Inversion [[-0.8954498]
 [ 0.4211722]
 [ 0.4982126]]
Standard solve [[-0.89544976]
 [ 0.4211722 ]
 [ 0.49821264]]
Cholesky solve [[-0.89544976]
 [ 0.4211723 ]
 [ 0.49821258]]

Appendix: Multivariate Normal#

Mean centering#

If $y_1 \sim \mathcal{N}(\mu_1, \Sigma)$ and $y_2 \sim \mathcal{N}(\mu_2, \Sigma)$, then

\[ y_1 + y_2 \sim \mathcal{N}(\mu_1 + \mu_2, \Sigma) \,. \]

This means that the full posterior predictive $p(f_* | y)$ of a GP’s predictions on $f_*$ given the dataset is

\[ p(f_* | y) = \mathcal{N}(K_{*f}(K_{ff} + \Sigma)^{-1}(y - \mu_x) + \mu_{x_*}, K_{**} - K_{*f}(K_{ff} + \Sigma)^{-1}K_{f*}) \,. \]

Marginals and conditionals#

Suppose

\[\begin{split} \begin{pmatrix} X \\ Y \\ \end{pmatrix} \sim \mathcal{N}\left( \begin{pmatrix} \mu_X \\ \mu_Y \end{pmatrix}, \begin{pmatrix} \Sigma_{XX} & \Sigma_{XY} \\ \Sigma_{YX} & \Sigma_{YY} \end{pmatrix} \right) \,. \end{split}\]

Then

the marginal distribution is

\[ p(X) = \mathcal{N}(\mu_X, \Sigma_{XX}) \,, \]

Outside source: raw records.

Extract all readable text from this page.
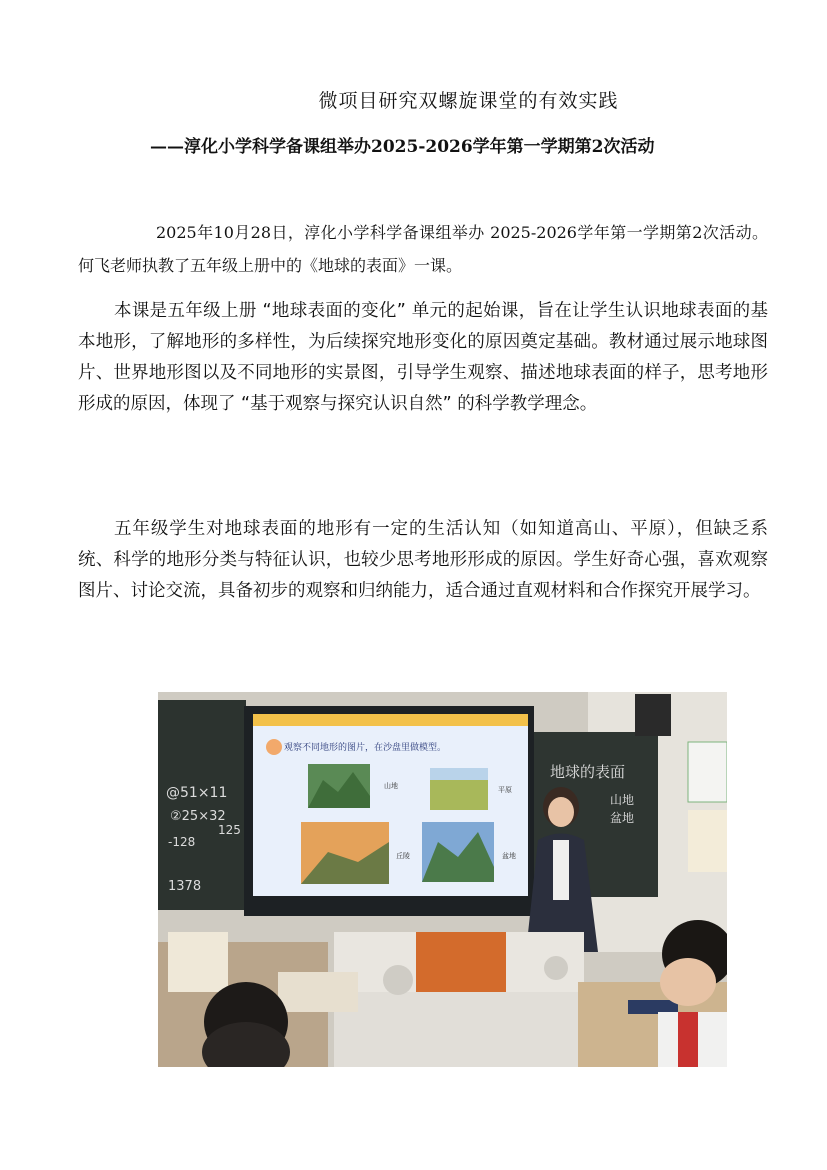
微项目研究双螺旋课堂的有效实践
——淳化小学科学备课组举办2025-2026学年第一学期第2次活动

2025年10月28日，淳化小学科学备课组举办 2025-2026学年第一学期第2次活动。何飞老师执教了五年级上册中的《地球的表面》一课。

本课是五年级上册 “地球表面的变化” 单元的起始课，旨在让学生认识地球表面的基本地形，了解地形的多样性，为后续探究地形变化的原因奠定基础。教材通过展示地球图片、世界地形图以及不同地形的实景图，引导学生观察、描述地球表面的样子，思考地形形成的原因，体现了 “基于观察与探究认识自然” 的科学教学理念。

五年级学生对地球表面的地形有一定的生活认知（如知道高山、平原），但缺乏系统、科学的地形分类与特征认识，也较少思考地形形成的原因。学生好奇心强，喜欢观察图片、讨论交流，具备初步的观察和归纳能力，适合通过直观材料和合作探究开展学习。

@51×11
②25×32
125
-128
1378
地球的表面
山地
盆地
观察不同地形的图片，在沙盘里做模型。
山地	平原
丘陵	盆地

the conditional distribution is

\[ p(X | Y) = \mathcal{N}(\mu_X + \Sigma_{XY}\Sigma_{YY}^{-1}(Y - \mu_Y), \Sigma_{XX} - \Sigma_{XY}\Sigma_{YY}^{-1}\Sigma_{YX}) \,, \]

and we replace $X$ with $Y$ to get $p(Y)$ and $p(Y | X)$.

Many properties of GPs are derived from using these formulas.